The rejection was a response to an outcry from educators and legislators who argued the amendment did not go far enough in its attempts to rewrite the state’s most powerful document.
Federal law has since made the controversial language, which also requires the levy of a poll tax, legally obsolete. But the amendment’s supporters had argued that the language sent the wrong message about Alabama to individuals and entities outside the state.
The amendment’s opponents say any eventual rewrite should also eliminate the phrasing that denies Alabamians’ constitutional right to an education.
Henry Mabry, executive secretary of the Alabama Education Association, viewed Tuesday’s result as a vote for educational access.
“The defeat of Amendment 4 should send a clear message to Montgomery that the rights of our school children to a public education should stand,” Mabry said Tuesday. “Alabama spoke tonight, and the state’s people said they value a public education for our children.”
Amendment 4 was the only one out of 11 proposed constitutional amendments that did not pass.
By twice rejecting amendments that would strike controversial language – one that would eliminate phrasing about the right to a public education, and one that would not – it appears Alabama prefers the status quo to the danger of unintended legal consequences that may come with reform, said Rep. Demetrius Newton, D-Birmingham.
“Alabama seems to be pretty satisfied with the language in the Constitution,” Newton said.

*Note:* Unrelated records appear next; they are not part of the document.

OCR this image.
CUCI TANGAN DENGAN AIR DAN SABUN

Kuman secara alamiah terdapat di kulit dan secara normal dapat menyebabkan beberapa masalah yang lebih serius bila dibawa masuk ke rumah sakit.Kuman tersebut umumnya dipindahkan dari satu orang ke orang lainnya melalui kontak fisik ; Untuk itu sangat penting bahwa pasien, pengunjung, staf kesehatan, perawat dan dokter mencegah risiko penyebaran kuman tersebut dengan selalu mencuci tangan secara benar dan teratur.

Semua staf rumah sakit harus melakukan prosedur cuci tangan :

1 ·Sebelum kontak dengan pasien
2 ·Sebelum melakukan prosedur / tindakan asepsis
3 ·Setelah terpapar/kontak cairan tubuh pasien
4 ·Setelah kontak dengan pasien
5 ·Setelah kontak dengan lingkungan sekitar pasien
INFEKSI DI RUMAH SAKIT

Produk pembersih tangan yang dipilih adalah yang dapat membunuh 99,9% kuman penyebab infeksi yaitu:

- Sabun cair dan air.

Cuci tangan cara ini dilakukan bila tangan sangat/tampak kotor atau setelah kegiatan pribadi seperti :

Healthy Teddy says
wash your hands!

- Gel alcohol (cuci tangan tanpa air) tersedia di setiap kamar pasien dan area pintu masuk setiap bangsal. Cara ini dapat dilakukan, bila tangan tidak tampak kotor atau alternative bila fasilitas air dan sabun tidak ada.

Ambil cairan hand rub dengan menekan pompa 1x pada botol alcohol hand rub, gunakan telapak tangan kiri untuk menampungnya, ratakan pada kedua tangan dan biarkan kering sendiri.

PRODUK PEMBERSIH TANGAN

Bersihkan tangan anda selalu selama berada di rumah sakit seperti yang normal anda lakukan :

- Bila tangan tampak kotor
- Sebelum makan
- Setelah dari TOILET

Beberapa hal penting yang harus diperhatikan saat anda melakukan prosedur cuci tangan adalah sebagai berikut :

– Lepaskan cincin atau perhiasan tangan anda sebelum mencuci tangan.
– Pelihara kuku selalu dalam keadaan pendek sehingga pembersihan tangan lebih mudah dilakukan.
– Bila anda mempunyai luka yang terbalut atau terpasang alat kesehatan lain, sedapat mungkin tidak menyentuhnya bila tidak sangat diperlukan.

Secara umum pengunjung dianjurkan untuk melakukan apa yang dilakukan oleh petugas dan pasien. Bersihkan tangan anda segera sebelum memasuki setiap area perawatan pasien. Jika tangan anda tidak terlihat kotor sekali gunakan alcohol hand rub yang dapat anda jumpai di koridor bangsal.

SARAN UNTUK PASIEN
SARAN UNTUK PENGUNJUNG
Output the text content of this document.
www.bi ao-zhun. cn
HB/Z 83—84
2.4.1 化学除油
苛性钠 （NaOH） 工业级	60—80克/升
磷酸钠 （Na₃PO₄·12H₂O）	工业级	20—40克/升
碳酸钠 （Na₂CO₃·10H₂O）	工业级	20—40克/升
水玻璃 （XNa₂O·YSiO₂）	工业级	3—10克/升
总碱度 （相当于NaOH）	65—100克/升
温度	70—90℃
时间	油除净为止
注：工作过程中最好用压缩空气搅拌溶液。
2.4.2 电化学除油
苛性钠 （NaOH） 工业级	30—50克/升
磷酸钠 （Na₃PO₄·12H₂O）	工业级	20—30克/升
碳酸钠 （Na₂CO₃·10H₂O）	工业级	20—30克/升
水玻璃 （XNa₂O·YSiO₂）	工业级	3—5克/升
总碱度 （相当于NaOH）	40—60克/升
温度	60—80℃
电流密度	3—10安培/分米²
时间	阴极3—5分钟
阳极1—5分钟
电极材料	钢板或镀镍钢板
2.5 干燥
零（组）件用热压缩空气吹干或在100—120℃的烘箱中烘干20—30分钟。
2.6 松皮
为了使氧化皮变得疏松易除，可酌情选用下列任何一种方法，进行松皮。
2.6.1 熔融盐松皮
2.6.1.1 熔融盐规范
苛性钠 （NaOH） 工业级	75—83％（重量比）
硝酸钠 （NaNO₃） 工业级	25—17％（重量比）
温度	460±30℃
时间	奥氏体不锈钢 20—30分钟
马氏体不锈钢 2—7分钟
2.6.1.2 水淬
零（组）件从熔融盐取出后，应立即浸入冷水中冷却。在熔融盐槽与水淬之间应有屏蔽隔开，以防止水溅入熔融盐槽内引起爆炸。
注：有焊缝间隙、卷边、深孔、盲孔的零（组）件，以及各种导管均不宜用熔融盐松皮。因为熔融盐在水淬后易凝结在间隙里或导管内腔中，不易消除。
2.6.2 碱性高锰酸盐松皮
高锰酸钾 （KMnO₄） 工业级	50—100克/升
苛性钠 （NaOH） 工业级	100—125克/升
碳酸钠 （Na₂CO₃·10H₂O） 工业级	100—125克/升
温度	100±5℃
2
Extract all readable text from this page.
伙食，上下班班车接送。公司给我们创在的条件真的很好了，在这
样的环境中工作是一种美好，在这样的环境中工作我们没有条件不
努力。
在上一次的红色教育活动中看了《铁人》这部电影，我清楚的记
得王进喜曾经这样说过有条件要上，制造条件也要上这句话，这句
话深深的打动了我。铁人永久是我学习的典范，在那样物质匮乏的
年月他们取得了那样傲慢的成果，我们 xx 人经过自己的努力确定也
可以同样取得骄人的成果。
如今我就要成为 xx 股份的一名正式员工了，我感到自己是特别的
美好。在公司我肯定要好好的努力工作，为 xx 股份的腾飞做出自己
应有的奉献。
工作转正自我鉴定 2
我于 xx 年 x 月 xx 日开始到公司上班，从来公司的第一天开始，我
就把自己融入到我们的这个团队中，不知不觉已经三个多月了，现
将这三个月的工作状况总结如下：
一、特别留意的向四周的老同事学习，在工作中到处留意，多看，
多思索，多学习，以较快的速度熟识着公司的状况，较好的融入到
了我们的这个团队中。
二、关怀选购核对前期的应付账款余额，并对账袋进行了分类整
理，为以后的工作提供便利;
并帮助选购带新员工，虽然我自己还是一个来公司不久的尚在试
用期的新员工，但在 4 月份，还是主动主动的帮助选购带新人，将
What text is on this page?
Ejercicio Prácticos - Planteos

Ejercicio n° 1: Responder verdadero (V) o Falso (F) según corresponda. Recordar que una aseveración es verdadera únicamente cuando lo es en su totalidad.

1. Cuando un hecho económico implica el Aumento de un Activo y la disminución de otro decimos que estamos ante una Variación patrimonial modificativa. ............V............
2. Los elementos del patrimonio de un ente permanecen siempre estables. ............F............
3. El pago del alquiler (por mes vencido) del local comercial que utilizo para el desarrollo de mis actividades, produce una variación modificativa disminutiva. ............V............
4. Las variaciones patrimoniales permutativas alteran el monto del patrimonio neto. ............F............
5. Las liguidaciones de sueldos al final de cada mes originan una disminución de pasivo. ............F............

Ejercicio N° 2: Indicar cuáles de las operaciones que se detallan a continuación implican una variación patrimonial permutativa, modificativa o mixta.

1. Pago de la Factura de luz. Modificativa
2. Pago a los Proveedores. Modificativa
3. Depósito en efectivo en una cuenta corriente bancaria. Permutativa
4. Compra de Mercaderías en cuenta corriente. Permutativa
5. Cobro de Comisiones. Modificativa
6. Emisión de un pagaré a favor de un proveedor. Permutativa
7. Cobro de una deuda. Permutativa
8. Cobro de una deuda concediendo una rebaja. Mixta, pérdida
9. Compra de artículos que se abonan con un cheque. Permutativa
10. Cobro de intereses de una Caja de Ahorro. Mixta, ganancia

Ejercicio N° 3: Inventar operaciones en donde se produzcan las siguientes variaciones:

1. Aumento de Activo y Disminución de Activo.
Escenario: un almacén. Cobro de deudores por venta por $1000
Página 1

But supporters of the revision argued that the mandates are not a positive reflection on the state. Billy Canary, CEO of Business Council of America, told a local news station that removing the amendment would give Alabama “the type of image that helps us promote ourselves as a state around the nation and around the world.”
But black legislators and the Alabama Education Association believe the amendment would have done more harm than good.
Amendment 4 was struck down by 61 percent of voters. This is the second time lawmakers have tried to pass legislation removing the racist language from the 1901 Constitution.